Here I must advert to, and then we can each forget, or absorb, the saturation of our language with metaphors to do with sight.
One of the unlooked-for benefits of this functional blindness was that I simply gave up cooking as too extreme a sport; sadly, the new lot of drugs they are trying on me have made of the new, thinner, me the old, fatter, me.
Functional blindness is not a pest merely for its possessors. The state and its bureaucracy don’t much like it either, and in the past eighteen months I have spent much time with well-meaning personages assessing such grey areas as my ‘toileting ability’.
As things stand, I was advised by the state that I must apply for a Disability Living Allowance, since without this I cannot register as blind which I must do before I can be considered for a guide dog. This allowance has just skyrocketed 65 pence per week. But my short career as a benefits scrounger will, as far as I can see, be terminated at the next Budget, when, if New Labour are still in, I shall be reassessed and, putatively, retrained to do a job more suited to my capacity or rather, as they say, ‘ability’, meaning the opposite.

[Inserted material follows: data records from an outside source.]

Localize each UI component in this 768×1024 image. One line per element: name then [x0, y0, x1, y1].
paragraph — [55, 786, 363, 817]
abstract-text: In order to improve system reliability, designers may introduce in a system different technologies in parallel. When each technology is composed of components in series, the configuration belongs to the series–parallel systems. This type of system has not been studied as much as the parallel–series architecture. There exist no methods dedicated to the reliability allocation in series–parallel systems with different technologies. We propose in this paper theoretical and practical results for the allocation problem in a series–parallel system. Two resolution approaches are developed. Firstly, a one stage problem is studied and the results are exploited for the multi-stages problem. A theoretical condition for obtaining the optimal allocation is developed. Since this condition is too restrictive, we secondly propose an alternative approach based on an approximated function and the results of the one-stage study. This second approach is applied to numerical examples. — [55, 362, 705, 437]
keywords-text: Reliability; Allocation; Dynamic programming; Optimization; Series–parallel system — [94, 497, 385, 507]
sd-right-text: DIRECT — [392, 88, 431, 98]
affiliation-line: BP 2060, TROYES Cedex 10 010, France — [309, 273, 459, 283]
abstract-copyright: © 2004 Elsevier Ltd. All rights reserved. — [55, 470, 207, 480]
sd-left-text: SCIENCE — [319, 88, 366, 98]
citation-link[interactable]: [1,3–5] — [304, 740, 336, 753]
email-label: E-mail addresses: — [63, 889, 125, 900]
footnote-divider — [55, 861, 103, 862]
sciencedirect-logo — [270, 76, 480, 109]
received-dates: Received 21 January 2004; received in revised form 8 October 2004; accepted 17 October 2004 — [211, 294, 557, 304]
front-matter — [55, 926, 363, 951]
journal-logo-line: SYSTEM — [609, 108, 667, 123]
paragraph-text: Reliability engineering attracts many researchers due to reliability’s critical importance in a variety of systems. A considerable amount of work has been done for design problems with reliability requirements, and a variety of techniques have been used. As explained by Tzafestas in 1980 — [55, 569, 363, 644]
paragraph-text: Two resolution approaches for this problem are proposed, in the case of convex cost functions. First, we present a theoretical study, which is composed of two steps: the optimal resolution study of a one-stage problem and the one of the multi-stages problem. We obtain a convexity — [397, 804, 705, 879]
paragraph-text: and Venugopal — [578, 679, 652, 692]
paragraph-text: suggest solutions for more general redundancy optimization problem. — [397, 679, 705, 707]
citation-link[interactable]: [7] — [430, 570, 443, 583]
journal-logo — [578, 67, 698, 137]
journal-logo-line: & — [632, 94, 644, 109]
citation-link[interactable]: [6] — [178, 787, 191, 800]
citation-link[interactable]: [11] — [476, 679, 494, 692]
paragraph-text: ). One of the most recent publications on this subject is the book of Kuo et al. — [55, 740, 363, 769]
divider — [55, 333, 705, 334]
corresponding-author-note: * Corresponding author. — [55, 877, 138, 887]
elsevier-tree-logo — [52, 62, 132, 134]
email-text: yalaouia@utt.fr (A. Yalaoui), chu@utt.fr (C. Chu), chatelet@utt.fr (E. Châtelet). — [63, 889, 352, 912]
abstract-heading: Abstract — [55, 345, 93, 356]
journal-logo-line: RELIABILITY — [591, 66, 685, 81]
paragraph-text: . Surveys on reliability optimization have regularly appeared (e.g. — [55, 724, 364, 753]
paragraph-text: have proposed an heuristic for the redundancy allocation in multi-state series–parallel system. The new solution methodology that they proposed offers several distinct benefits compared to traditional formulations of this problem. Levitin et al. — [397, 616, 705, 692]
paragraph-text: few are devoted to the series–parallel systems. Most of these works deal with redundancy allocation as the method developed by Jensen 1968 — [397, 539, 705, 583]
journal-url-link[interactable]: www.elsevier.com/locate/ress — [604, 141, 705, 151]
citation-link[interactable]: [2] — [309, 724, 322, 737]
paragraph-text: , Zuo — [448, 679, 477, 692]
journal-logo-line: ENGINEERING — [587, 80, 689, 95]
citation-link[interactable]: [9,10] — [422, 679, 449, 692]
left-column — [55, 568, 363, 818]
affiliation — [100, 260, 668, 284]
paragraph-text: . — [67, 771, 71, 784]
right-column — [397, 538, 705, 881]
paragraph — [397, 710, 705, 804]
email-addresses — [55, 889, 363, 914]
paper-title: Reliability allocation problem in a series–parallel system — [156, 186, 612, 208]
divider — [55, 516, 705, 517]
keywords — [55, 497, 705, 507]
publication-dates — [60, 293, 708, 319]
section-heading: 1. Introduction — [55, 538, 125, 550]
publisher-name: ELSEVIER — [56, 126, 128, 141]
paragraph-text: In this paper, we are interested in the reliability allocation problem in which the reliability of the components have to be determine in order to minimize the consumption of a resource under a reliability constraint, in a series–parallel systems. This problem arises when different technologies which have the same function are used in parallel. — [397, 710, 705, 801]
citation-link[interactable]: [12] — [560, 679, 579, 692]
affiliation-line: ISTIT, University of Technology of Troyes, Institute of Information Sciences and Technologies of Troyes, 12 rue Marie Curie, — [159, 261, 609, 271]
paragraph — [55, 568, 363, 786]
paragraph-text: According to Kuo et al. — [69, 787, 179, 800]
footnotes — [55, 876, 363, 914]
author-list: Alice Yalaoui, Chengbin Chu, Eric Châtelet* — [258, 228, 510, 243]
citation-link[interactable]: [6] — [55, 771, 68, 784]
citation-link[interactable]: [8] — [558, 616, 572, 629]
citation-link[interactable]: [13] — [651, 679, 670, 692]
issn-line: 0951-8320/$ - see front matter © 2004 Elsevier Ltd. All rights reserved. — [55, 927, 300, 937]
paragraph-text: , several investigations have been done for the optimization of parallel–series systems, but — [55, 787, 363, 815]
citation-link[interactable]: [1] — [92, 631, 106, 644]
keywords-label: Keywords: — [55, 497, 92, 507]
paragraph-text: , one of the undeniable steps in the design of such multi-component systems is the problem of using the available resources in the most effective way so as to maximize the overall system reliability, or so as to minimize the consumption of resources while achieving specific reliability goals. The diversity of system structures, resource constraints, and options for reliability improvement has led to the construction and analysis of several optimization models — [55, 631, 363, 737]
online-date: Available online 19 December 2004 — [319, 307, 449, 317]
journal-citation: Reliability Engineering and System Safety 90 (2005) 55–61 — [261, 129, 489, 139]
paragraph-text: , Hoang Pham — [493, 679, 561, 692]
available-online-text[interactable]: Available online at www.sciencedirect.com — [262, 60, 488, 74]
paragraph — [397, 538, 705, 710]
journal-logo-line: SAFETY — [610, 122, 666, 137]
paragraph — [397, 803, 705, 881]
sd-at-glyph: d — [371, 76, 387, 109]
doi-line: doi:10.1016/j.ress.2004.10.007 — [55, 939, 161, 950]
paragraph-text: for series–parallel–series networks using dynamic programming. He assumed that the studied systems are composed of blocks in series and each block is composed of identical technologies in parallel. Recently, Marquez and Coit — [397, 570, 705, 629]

Back to that word ‘functional’. Perhaps it is my Scottishness, but I can’t see a way of writing this book without wanting it to be of some use. The privilege, as I understood it, of being a novelist was to touch the imagination of others with one’s own and to establish a contact more real than many other forms of encounter. It was my task, I thought, to convey the truth of what it is to be alive, to feel, and to think, to catch both differentness and connection in narratives that shed light on the secret human heart. So, perhaps, this exercise that intimidates me, on account of its going so deeply against my grain, may touch your synapses with my own as I give some account of what it has been to have lived, to have felt and to have thought within my head before and since it closed down its main route to, and means of, interpreting the world, my eyes.
I shall affix this spoken earpiece to the coming, first, dark lens of my account that follows. I wrote it before I knew how blind I was to become. After the central chapter named ‘Bridge’, the words are again spoken not written with that last stub of sight I had.
But first a few compass bearings:
I have three children each with a different last name.
I have been married twice.
In one sense I still am.
My children have two fathers.
My name is Candia. It is not Candida. When I meet people, they often say, ‘Don’t you mean Candida?’ not even, ‘Do you mean Candida?’ My nickname, which is complicated for reasons that will become clear, is Claude. My name is not Claudia. It is Candia. Greek, not Latin.
I have called five people Mum, Mummy or Mama.
The Partition of India and Pakistan in 1947 contributed much to the splitting of my second marriage.
My second husband, Fram, lives with someone else.
Her name is Claudia.
Fram and Claudia live together with her twins, whom I love, and their father, Toby Buxton.
I love my two husbands’ two partners.
Among the words that make me most frustrated are ‘Candia McWilliam’s swallowed the dictionary’. I heard them first in the sandpit, where I had just said ‘avocado’. I was three. It strikes me now that the accuser must have done some pretty heavy swallowing too. The sneers recurred a lot in reviews of my stuff; what annoyed me was the implication that women had better stay within lexical limits.